Patriotic pieces from the Great War/The Soldier's Mother
THE SOLDIER'S MOTHER
After all, there is no love like a mother's love. She loves her unborn babe with a tender, wistful, yearning love which makes the anguish of her sufferings a joy unspeakable. When the little one is placed in her arms exultant joy fills her heart. The wee baby rules this mother heart, and the growing child is her first thought in the morning hour and her last prayer as she rests her weary head upon her pillow. She is generally reticent and undemonstrative, but her boy is the joy of her heart and the gladness of her life. This wise and loving mother knows her boy must have companionships intimate and dear, and she does not interfere. Her boy becomes a man, and gradually he forms his circle of friendships, and as time goes on he is overwhelmed by the mystery and gladness of a great love. His mother understands, and with a tender light in her eyes she withdraws herself just a little more. Then comes the joy and bewilderment of the growing family and new chambers are unlocked in her "boy's" heart, but the mother, now growing old, understands, and there is no jealousy in her heart.
She sits alone much these days, but her memory is busy, and her heart holds a secret of that love which began before her boy was born—that boy who is now a great man with a home and babies of his own. How sweet and holy and God-like is mother's love!

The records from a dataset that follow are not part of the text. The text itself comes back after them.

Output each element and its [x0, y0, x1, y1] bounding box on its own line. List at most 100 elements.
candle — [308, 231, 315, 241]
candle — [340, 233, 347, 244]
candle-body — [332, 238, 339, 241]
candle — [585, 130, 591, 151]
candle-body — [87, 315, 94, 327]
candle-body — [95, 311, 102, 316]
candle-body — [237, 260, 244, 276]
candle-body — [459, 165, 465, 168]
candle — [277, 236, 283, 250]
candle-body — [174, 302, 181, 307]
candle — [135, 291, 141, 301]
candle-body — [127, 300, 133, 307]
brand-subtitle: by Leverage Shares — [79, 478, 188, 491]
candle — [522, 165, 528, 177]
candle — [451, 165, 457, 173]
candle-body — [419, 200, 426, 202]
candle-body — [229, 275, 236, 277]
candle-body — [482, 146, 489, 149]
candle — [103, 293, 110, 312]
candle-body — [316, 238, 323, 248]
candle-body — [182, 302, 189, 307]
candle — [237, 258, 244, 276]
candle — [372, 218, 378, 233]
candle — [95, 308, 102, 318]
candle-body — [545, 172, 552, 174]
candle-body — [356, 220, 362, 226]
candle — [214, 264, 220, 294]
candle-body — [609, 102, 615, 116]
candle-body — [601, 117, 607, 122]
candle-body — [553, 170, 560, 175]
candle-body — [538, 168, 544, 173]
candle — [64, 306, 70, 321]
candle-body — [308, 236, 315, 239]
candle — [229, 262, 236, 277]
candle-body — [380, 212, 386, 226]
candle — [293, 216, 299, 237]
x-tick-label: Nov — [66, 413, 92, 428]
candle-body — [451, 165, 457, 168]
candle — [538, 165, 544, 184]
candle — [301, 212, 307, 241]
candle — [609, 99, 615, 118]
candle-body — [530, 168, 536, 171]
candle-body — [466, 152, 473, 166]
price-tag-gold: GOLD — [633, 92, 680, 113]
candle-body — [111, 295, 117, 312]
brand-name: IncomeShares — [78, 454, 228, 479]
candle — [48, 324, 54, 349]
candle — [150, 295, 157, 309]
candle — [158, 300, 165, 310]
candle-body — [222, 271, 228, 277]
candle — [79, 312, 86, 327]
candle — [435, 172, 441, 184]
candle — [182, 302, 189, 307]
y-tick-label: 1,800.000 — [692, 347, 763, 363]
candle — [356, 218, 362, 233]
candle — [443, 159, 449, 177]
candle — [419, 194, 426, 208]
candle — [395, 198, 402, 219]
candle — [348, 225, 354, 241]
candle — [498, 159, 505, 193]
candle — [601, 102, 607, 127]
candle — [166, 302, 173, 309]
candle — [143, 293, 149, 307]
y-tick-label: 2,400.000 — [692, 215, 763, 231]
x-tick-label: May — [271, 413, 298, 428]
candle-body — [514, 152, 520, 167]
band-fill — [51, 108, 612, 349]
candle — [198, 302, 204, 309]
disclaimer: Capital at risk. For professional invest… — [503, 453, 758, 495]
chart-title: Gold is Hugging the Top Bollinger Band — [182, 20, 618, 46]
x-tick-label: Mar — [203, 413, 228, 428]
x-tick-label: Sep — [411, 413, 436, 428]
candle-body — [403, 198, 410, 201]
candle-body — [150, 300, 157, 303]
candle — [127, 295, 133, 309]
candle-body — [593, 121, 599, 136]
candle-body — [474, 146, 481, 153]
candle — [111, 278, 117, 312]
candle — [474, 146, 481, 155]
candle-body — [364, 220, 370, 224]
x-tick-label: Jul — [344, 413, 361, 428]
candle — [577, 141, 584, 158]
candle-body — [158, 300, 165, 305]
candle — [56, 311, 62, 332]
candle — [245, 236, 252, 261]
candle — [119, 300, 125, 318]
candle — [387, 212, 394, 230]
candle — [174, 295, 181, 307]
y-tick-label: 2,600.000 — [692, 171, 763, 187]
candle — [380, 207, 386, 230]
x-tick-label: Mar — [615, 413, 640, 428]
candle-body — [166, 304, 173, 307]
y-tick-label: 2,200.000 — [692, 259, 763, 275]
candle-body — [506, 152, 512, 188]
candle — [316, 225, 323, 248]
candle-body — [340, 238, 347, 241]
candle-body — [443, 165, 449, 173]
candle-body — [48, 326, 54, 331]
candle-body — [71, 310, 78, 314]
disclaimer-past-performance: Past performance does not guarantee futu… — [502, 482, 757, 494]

In the great and devastating war no one can ever estimate the suffering of the mothers of all lands. With complete self-forgetfulness they have said farewell to their boys. The women of Sparta were not braver than the women of the warring countries of to-day. And now our American mothers must lay their sons on the altar of their country, and they will do so with a heroism unsurpassed by the mothers of any country or any generation. Others will suffer, but the suffering of our mothers will be as sweet and holy and God-like as their love.
If it pleases God, many of our noble young men will come unscathed through the dragon-guarded gates of war. Flushed with victory, decorated with badges of honor, grown strong with burden-bearing, these boys will come home amid the plaudits and tears of welcome hosts. Mother, may your boy be among those who will thus come home! But if not, you will remember that it will be his glory to die for his beloved country. You will rejoice that he went forward with undaunted mien and unflinching eye, and that, like Nathan Hale, he was sorry that he had but one life to lose for his country!